Des présentations sommaires, des extraits pourraient être "offerts" aux internautes (avec l'agrément, bien sûr, des auteurs et des éditeurs): dictionnaires en ligne, cours de créole, passages de littérature, etc. Des CD-ROM pourraient reprendre l'essentiel des documents écrits, sous des formes plus interactives, plus ludiques.
Cette perspective nous semble d'autant plus intéressante à développer que la majorité des collèges et lycées de l'espace créolophone sont maintenant reliés à l'internet.
Propositions

En résumé, en étant bien conscient qu'un "état des lieux" reste à faire, nous pouvons d'ores et déjà profiter de la situation extrêmement dynamique offerte par l'institution du CAPES de créole pour faire quelques propositions, qui pourraient trouver des applications à l'échelle de l'ensemble de l'espace créolophone.
Il nous paraît intéressant, urgent et de l'ordre du possible d'entrevoir les opérations suivantes:
regrouper nos forces au sein d'un Haut conseil de la langue et de la culture créoles qui fédéreraient un ensemble de conseils régionaux;
encourager de toutes les manières possibles (notamment avec les NTIC) le passage à l'écrit afin de donner une autre dimension, sociale, de la pratique du créole;
rêver et faire rêver d'un espace créolophone dynamique, cette utopie prenant corps dans un projet politique (au sens le plus noble et le plus général du terme) de respect de la biodiversité culturelle.

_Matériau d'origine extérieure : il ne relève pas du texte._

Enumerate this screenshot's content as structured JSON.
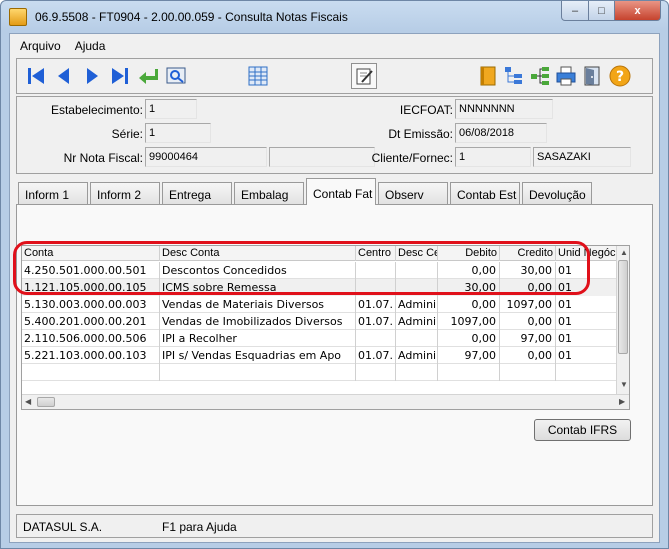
{
  "window": {
    "title": "06.9.5508 - FT0904 - 2.00.00.059 - Consulta Notas Fiscais",
    "controls": {
      "minimize": "–",
      "maximize": "□",
      "close": "x"
    }
  },
  "menu": [
    "Arquivo",
    "Ajuda"
  ],
  "toolbar": {
    "icons": [
      "first-icon",
      "previous-icon",
      "next-icon",
      "last-icon",
      "goto-icon",
      "search-icon",
      "calendar-grid-icon",
      "edit-icon",
      "book-icon",
      "tree-icon",
      "hierarchy-icon",
      "printer-icon",
      "exit-door-icon",
      "help-icon"
    ]
  },
  "header": {
    "estabelecimento_label": "Estabelecimento:",
    "estabelecimento_value": "1",
    "serie_label": "Série:",
    "serie_value": "1",
    "nr_nota_label": "Nr Nota Fiscal:",
    "nr_nota_value": "99000464",
    "iecfoat_label": "IECFOAT:",
    "iecfoat_value": "NNNNNNN",
    "dt_emissao_label": "Dt Emissão:",
    "dt_emissao_value": "06/08/2018",
    "cliente_label": "Cliente/Fornec:",
    "cliente_code": "1",
    "cliente_name": "SASAZAKI"
  },
  "tabs": [
    {
      "label": "Inform 1",
      "active": false
    },
    {
      "label": "Inform 2",
      "active": false
    },
    {
      "label": "Entrega",
      "active": false
    },
    {
      "label": "Embalag",
      "active": false
    },
    {
      "label": "Contab Fat",
      "active": true
    },
    {
      "label": "Observ",
      "active": false
    },
    {
      "label": "Contab Est",
      "active": false
    },
    {
      "label": "Devolução",
      "active": false
    }
  ],
  "grid": {
    "columns": [
      "Conta",
      "Desc Conta",
      "Centro",
      "Desc Ce",
      "Debito",
      "Credito",
      "Unid Negóc"
    ],
    "rows": [
      [
        "4.250.501.000.00.501",
        "Descontos Concedidos",
        "",
        "",
        "0,00",
        "30,00",
        "01"
      ],
      [
        "1.121.105.000.00.105",
        "ICMS sobre Remessa",
        "",
        "",
        "30,00",
        "0,00",
        "01"
      ],
      [
        "5.130.003.000.00.003",
        "Vendas de Materiais Diversos",
        "01.07.",
        "Admini",
        "0,00",
        "1097,00",
        "01"
      ],
      [
        "5.400.201.000.00.201",
        "Vendas de Imobilizados Diversos",
        "01.07.",
        "Admini",
        "1097,00",
        "0,00",
        "01"
      ],
      [
        "2.110.506.000.00.506",
        "IPI a Recolher",
        "",
        "",
        "0,00",
        "97,00",
        "01"
      ],
      [
        "5.221.103.000.00.103",
        "IPI s/ Vendas Esquadrias em Apo",
        "01.07.",
        "Admini",
        "97,00",
        "0,00",
        "01"
      ]
    ]
  },
  "buttons": {
    "contab_ifrs": "Contab IFRS"
  },
  "status": {
    "company": "DATASUL S.A.",
    "help": "F1 para Ajuda"
  },
  "colors": {
    "annotation": "#e0101a",
    "nav_blue": "#1f5fd6",
    "titlebar": "#c9dcf0"
  }
}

La recherche, l'enseignement et la communication ne font pas toujours bon ménage. Traditionnellement, dans le monde de la recherche, la communication n'intervenait que lorsqu'un programme de recherche était abouti. Il en va différemment aujourd'hui: dans la période que nous vivons, nous devons communiquer pour faire partager nos questionnements, pour monter nos projets autant que pour divulguer et valoriser les résultats de nos recherches.
Nous avons maintenant les NTIC pour nous aider à mener à bien toutes ces opérations, de bout en bout. A nous de les utiliser au mieux. C'est nous qui en ferons des techniques efficientes ou qui les laisseront se dégénérer. A nous de soigner, notamment, nos sites institutionnels et de les faire connaître. Avec la reconnaissance du créole comme langue d'enseignement, il faut avancer très vite pour que cette expérience in vivo soit suivie du succès que l'on attend; pour que la perception du rôle et du statut de la langue créole évolue dans le bons sens. Rien n'est statique. Pour cela, il est indispensable de faire preuve d'imagination, de dynamisme et de cohésion pour avancer, collectivement.
Si le GEREC-F se trouve au cœur de cette réforme, il va de soi que beaucoup d'autres acteurs seront appelés à jouer un rôle essentiel dans cette vaste entreprise, en particulier les politiques, l'élite intellectuelle, le corps enseignant et les média.
Cet article est donc, finalement, un appel à collaboration multiple (à structurer), pour une démultiplication d'acteurs engagés et résolus en faveur du développement de la langue et de la culture créoles. Le moment est venu de nous manifester positivement.